Depuis 1992, année des premières élections pluralistes, le Mali a organisé une série de cinq
élections générales (présidentielles, législatives et communales). Pourtant ces dernières ont
comme point commun un faible taux de participation des électeurs. La compréhension de ce
phénomène qui suggère un malaise entre la population et la classe politique, nécessite la
disponibilité de données fiables sur l'opinion et le comportement des citoyens sur la chose
politique. L'importance des données de gouvernance comme outil essentiel pour la planification
nationale et pour la prévention de conflits est largement acceptée par tous.

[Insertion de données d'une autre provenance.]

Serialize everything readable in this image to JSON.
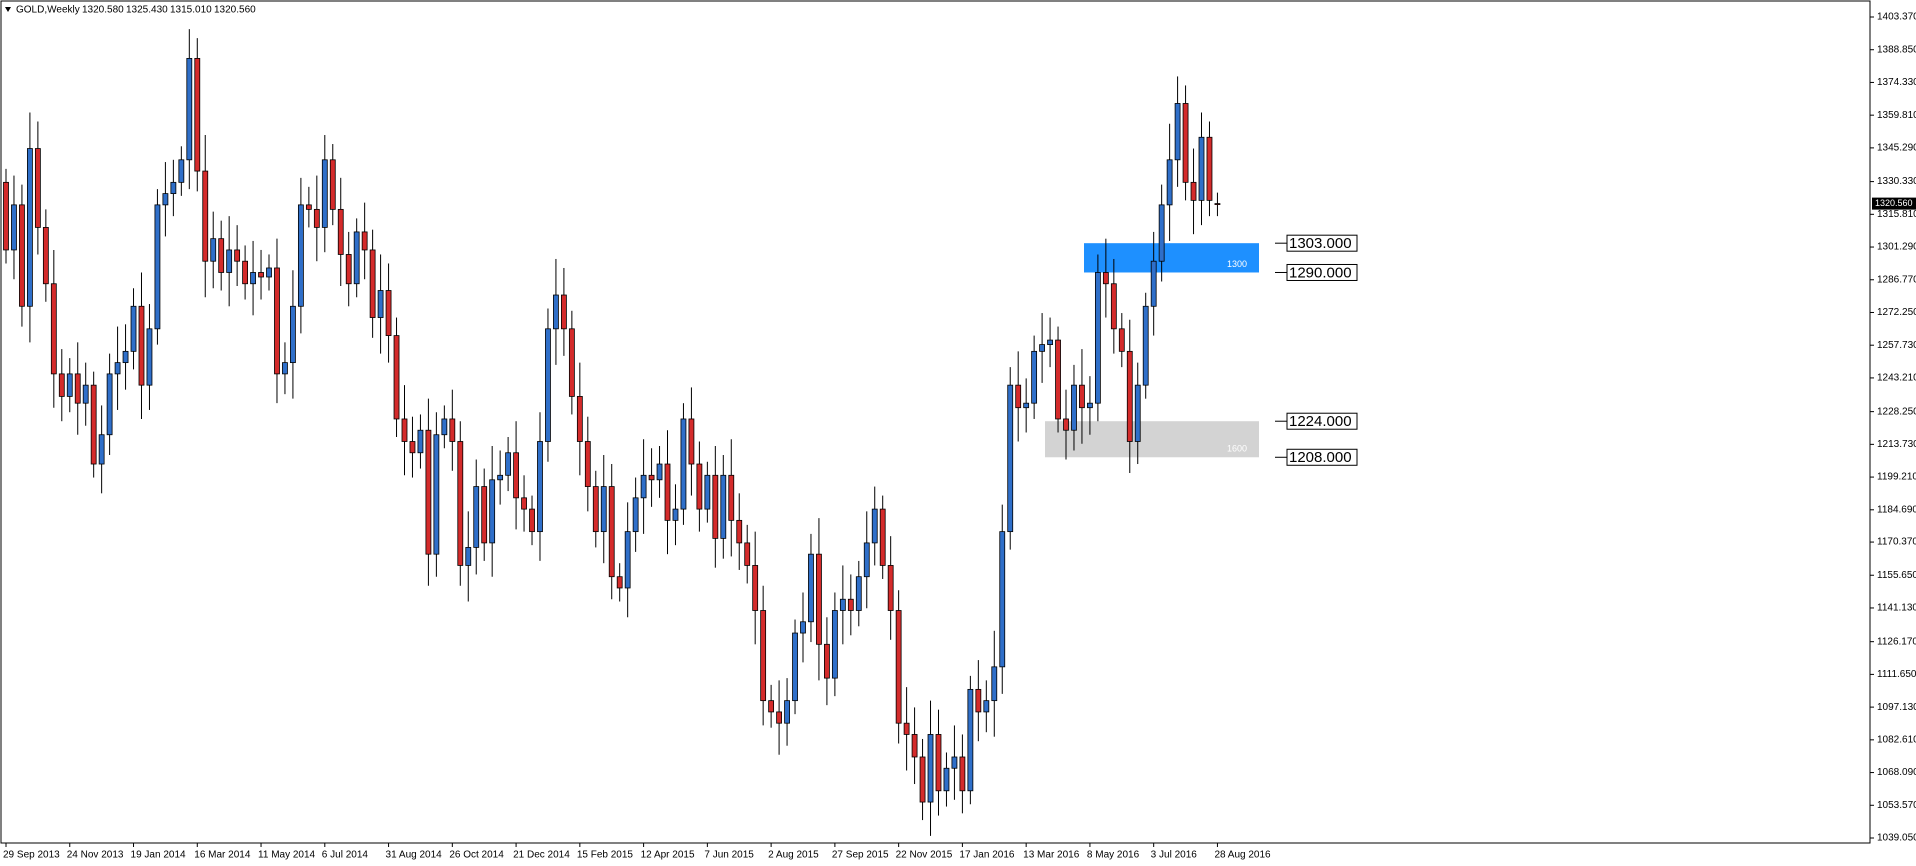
{
  "chart_data": {
    "type": "candlestick",
    "title": "GOLD,Weekly",
    "header_values": [
      "1320.580",
      "1325.430",
      "1315.010",
      "1320.560"
    ],
    "categories": [
      "29 Sep 2013",
      null,
      null,
      null,
      null,
      null,
      null,
      null,
      "24 Nov 2013",
      null,
      null,
      null,
      null,
      null,
      null,
      null,
      "19 Jan 2014",
      null,
      null,
      null,
      null,
      null,
      null,
      null,
      "16 Mar 2014",
      null,
      null,
      null,
      null,
      null,
      null,
      null,
      "11 May 2014",
      null,
      null,
      null,
      null,
      null,
      null,
      null,
      "6 Jul 2014",
      null,
      null,
      null,
      null,
      null,
      null,
      null,
      "31 Aug 2014",
      null,
      null,
      null,
      null,
      null,
      null,
      null,
      "26 Oct 2014",
      null,
      null,
      null,
      null,
      null,
      null,
      null,
      "21 Dec 2014",
      null,
      null,
      null,
      null,
      null,
      null,
      null,
      "15 Feb 2015",
      null,
      null,
      null,
      null,
      null,
      null,
      null,
      "12 Apr 2015",
      null,
      null,
      null,
      null,
      null,
      null,
      null,
      "7 Jun 2015",
      null,
      null,
      null,
      null,
      null,
      null,
      null,
      "2 Aug 2015",
      null,
      null,
      null,
      null,
      null,
      null,
      null,
      "27 Sep 2015",
      null,
      null,
      null,
      null,
      null,
      null,
      null,
      "22 Nov 2015",
      null,
      null,
      null,
      null,
      null,
      null,
      null,
      "17 Jan 2016",
      null,
      null,
      null,
      null,
      null,
      null,
      null,
      "13 Mar 2016",
      null,
      null,
      null,
      null,
      null,
      null,
      null,
      "8 May 2016",
      null,
      null,
      null,
      null,
      null,
      null,
      null,
      "3 Jul 2016",
      null,
      null,
      null,
      null,
      null,
      null,
      null,
      "28 Aug 2016"
    ],
    "open": [
      1330,
      1300,
      1320,
      1275,
      1345,
      1310,
      1285,
      1245,
      1235,
      1245,
      1232,
      1240,
      1205,
      1218,
      1245,
      1250,
      1255,
      1275,
      1240,
      1265,
      1320,
      1325,
      1330,
      1340,
      1385,
      1335,
      1295,
      1305,
      1290,
      1300,
      1295,
      1285,
      1290,
      1288,
      1292,
      1245,
      1250,
      1275,
      1320,
      1318,
      1310,
      1340,
      1318,
      1298,
      1285,
      1308,
      1300,
      1270,
      1282,
      1262,
      1225,
      1215,
      1210,
      1220,
      1165,
      1218,
      1225,
      1215,
      1160,
      1168,
      1195,
      1170,
      1198,
      1200,
      1210,
      1190,
      1185,
      1175,
      1215,
      1265,
      1280,
      1265,
      1235,
      1215,
      1195,
      1175,
      1195,
      1155,
      1150,
      1175,
      1190,
      1200,
      1198,
      1205,
      1180,
      1185,
      1225,
      1205,
      1185,
      1200,
      1172,
      1200,
      1180,
      1170,
      1160,
      1140,
      1100,
      1095,
      1090,
      1100,
      1130,
      1135,
      1165,
      1125,
      1110,
      1140,
      1145,
      1140,
      1155,
      1170,
      1185,
      1160,
      1140,
      1090,
      1085,
      1075,
      1055,
      1085,
      1060,
      1070,
      1075,
      1060,
      1105,
      1095,
      1100,
      1115,
      1175,
      1240,
      1230,
      1232,
      1255,
      1258,
      1260,
      1225,
      1220,
      1240,
      1230,
      1232,
      1290,
      1285,
      1265,
      1255,
      1215,
      1240,
      1275,
      1295,
      1320,
      1340,
      1365,
      1330,
      1322,
      1350,
      1320.58
    ],
    "high": [
      1336,
      1333,
      1329,
      1361,
      1357,
      1318,
      1300,
      1256,
      1252,
      1259,
      1250,
      1246,
      1231,
      1254,
      1266,
      1267,
      1283,
      1290,
      1276,
      1327,
      1339,
      1340,
      1346,
      1398,
      1394,
      1351,
      1317,
      1313,
      1315,
      1311,
      1302,
      1304,
      1300,
      1298,
      1305,
      1259,
      1291,
      1332,
      1328,
      1333,
      1351,
      1347,
      1332,
      1308,
      1314,
      1321,
      1309,
      1298,
      1294,
      1270,
      1240,
      1226,
      1227,
      1234,
      1228,
      1231,
      1238,
      1224,
      1184,
      1207,
      1203,
      1213,
      1211,
      1217,
      1224,
      1200,
      1191,
      1228,
      1274,
      1296,
      1292,
      1273,
      1250,
      1226,
      1202,
      1209,
      1205,
      1161,
      1188,
      1199,
      1216,
      1212,
      1213,
      1220,
      1196,
      1232,
      1239,
      1215,
      1206,
      1213,
      1209,
      1216,
      1192,
      1178,
      1175,
      1151,
      1107,
      1109,
      1110,
      1136,
      1148,
      1174,
      1181,
      1137,
      1148,
      1160,
      1156,
      1162,
      1184,
      1195,
      1191,
      1173,
      1149,
      1106,
      1097,
      1083,
      1100,
      1096,
      1077,
      1089,
      1085,
      1111,
      1118,
      1109,
      1131,
      1187,
      1248,
      1255,
      1243,
      1262,
      1272,
      1270,
      1266,
      1238,
      1249,
      1256,
      1244,
      1298,
      1305,
      1296,
      1272,
      1269,
      1250,
      1281,
      1308,
      1329,
      1356,
      1377,
      1373,
      1345,
      1361,
      1357,
      1325.43
    ],
    "low": [
      1294,
      1287,
      1266,
      1259,
      1298,
      1277,
      1230,
      1224,
      1228,
      1218,
      1222,
      1199,
      1192,
      1209,
      1229,
      1238,
      1247,
      1225,
      1229,
      1258,
      1306,
      1315,
      1324,
      1327,
      1326,
      1279,
      1283,
      1282,
      1275,
      1284,
      1278,
      1271,
      1278,
      1282,
      1232,
      1236,
      1234,
      1263,
      1310,
      1295,
      1299,
      1311,
      1284,
      1275,
      1279,
      1287,
      1261,
      1254,
      1250,
      1217,
      1200,
      1199,
      1203,
      1151,
      1155,
      1212,
      1202,
      1151,
      1144,
      1156,
      1162,
      1155,
      1187,
      1193,
      1176,
      1175,
      1169,
      1162,
      1206,
      1249,
      1253,
      1227,
      1200,
      1184,
      1168,
      1161,
      1145,
      1144,
      1137,
      1166,
      1174,
      1186,
      1190,
      1165,
      1169,
      1178,
      1191,
      1175,
      1179,
      1159,
      1163,
      1164,
      1158,
      1152,
      1125,
      1089,
      1088,
      1076,
      1080,
      1094,
      1117,
      1126,
      1109,
      1098,
      1102,
      1125,
      1129,
      1133,
      1141,
      1160,
      1154,
      1127,
      1081,
      1069,
      1063,
      1047,
      1040,
      1049,
      1053,
      1056,
      1050,
      1054,
      1082,
      1086,
      1084,
      1103,
      1167,
      1215,
      1219,
      1225,
      1241,
      1248,
      1219,
      1207,
      1211,
      1214,
      1218,
      1224,
      1270,
      1254,
      1248,
      1201,
      1205,
      1234,
      1262,
      1286,
      1304,
      1328,
      1322,
      1307,
      1311,
      1315,
      1315.01
    ],
    "close": [
      1300,
      1320,
      1275,
      1345,
      1310,
      1285,
      1245,
      1235,
      1245,
      1232,
      1240,
      1205,
      1218,
      1245,
      1250,
      1255,
      1275,
      1240,
      1265,
      1320,
      1325,
      1330,
      1340,
      1385,
      1335,
      1295,
      1305,
      1290,
      1300,
      1295,
      1285,
      1290,
      1288,
      1292,
      1245,
      1250,
      1275,
      1320,
      1318,
      1310,
      1340,
      1318,
      1298,
      1285,
      1308,
      1300,
      1270,
      1282,
      1262,
      1225,
      1215,
      1210,
      1220,
      1165,
      1218,
      1225,
      1215,
      1160,
      1168,
      1195,
      1170,
      1198,
      1200,
      1210,
      1190,
      1185,
      1175,
      1215,
      1265,
      1280,
      1265,
      1235,
      1215,
      1195,
      1175,
      1195,
      1155,
      1150,
      1175,
      1190,
      1200,
      1198,
      1205,
      1180,
      1185,
      1225,
      1205,
      1185,
      1200,
      1172,
      1200,
      1180,
      1170,
      1160,
      1140,
      1100,
      1095,
      1090,
      1100,
      1130,
      1135,
      1165,
      1125,
      1110,
      1140,
      1145,
      1140,
      1155,
      1170,
      1185,
      1160,
      1140,
      1090,
      1085,
      1075,
      1055,
      1085,
      1060,
      1070,
      1075,
      1060,
      1105,
      1095,
      1100,
      1115,
      1175,
      1240,
      1230,
      1232,
      1255,
      1258,
      1260,
      1225,
      1220,
      1240,
      1230,
      1232,
      1290,
      1285,
      1265,
      1255,
      1215,
      1240,
      1275,
      1295,
      1320,
      1340,
      1365,
      1330,
      1322,
      1350,
      1322,
      1320.56
    ],
    "up_color": "#2f6fc9",
    "down_color": "#d42b2b",
    "last_price_label": "1320.560",
    "ylim": [
      1039.05,
      1403.37
    ],
    "yticks": [
      {
        "value": 1403.37,
        "label": "1403.370"
      },
      {
        "value": 1388.85,
        "label": "1388.850"
      },
      {
        "value": 1374.33,
        "label": "1374.330"
      },
      {
        "value": 1359.81,
        "label": "1359.810"
      },
      {
        "value": 1345.29,
        "label": "1345.290"
      },
      {
        "value": 1330.33,
        "label": "1330.330"
      },
      {
        "value": 1315.81,
        "label": "1315.810"
      },
      {
        "value": 1301.29,
        "label": "1301.290"
      },
      {
        "value": 1286.77,
        "label": "1286.770"
      },
      {
        "value": 1272.25,
        "label": "1272.250"
      },
      {
        "value": 1257.73,
        "label": "1257.730"
      },
      {
        "value": 1243.21,
        "label": "1243.210"
      },
      {
        "value": 1228.25,
        "label": "1228.250"
      },
      {
        "value": 1213.73,
        "label": "1213.730"
      },
      {
        "value": 1199.21,
        "label": "1199.210"
      },
      {
        "value": 1184.69,
        "label": "1184.690"
      },
      {
        "value": 1170.37,
        "label": "1170.370"
      },
      {
        "value": 1155.65,
        "label": "1155.650"
      },
      {
        "value": 1141.13,
        "label": "1141.130"
      },
      {
        "value": 1126.17,
        "label": "1126.170"
      },
      {
        "value": 1111.65,
        "label": "1111.650"
      },
      {
        "value": 1097.13,
        "label": "1097.130"
      },
      {
        "value": 1082.61,
        "label": "1082.610"
      },
      {
        "value": 1068.09,
        "label": "1068.090"
      },
      {
        "value": 1053.57,
        "label": "1053.570"
      },
      {
        "value": 1039.05,
        "label": "1039.050"
      }
    ],
    "zones": [
      {
        "top": 1303,
        "bottom": 1290,
        "color": "#1e90ff",
        "label": "1300"
      },
      {
        "top": 1224,
        "bottom": 1208,
        "color": "#d3d3d3",
        "label": "1600"
      }
    ],
    "levels": [
      {
        "value": 1303,
        "label": "1303.000"
      },
      {
        "value": 1290,
        "label": "1290.000"
      },
      {
        "value": 1224,
        "label": "1224.000"
      },
      {
        "value": 1208,
        "label": "1208.000"
      }
    ]
  }
}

Le présent rapport d’analyse donne un aperçu de la perception de la population des ménages
ordinaires au Mali sur les questions relatives à la gouvernance démocratique et à la sécurité3. Il
est basé sur le module GPS-SHaSA collecté pour la première fois en 2014 dans le cadre du 4ème
passage de l’EMOP 2013–2014. La méthodologie harmonisée au niveau de l’Afrique est
directement issue des techniques d’enquêtes greffées sur la gouvernance mises au point par
les chercheurs de DIAL dans les années 1990 et 20004, et actualisées aux besoins de l’agenda
post-2015 et de l’intégration du continent5. Le rapport comprend quatre chapitres. Le premier
traite de l'opinion de la population sur la démocratie et les droits de l'homme. La qualité des
institutions et la corruption sont abordées dans le deuxième chapitre pendant que le troisième
étudie l'Etat de la gouvernance à travers la relation entre le pouvoir et les citoyens. Les
questions de paix et de sécurité sont discutées dans le chapitre quatre.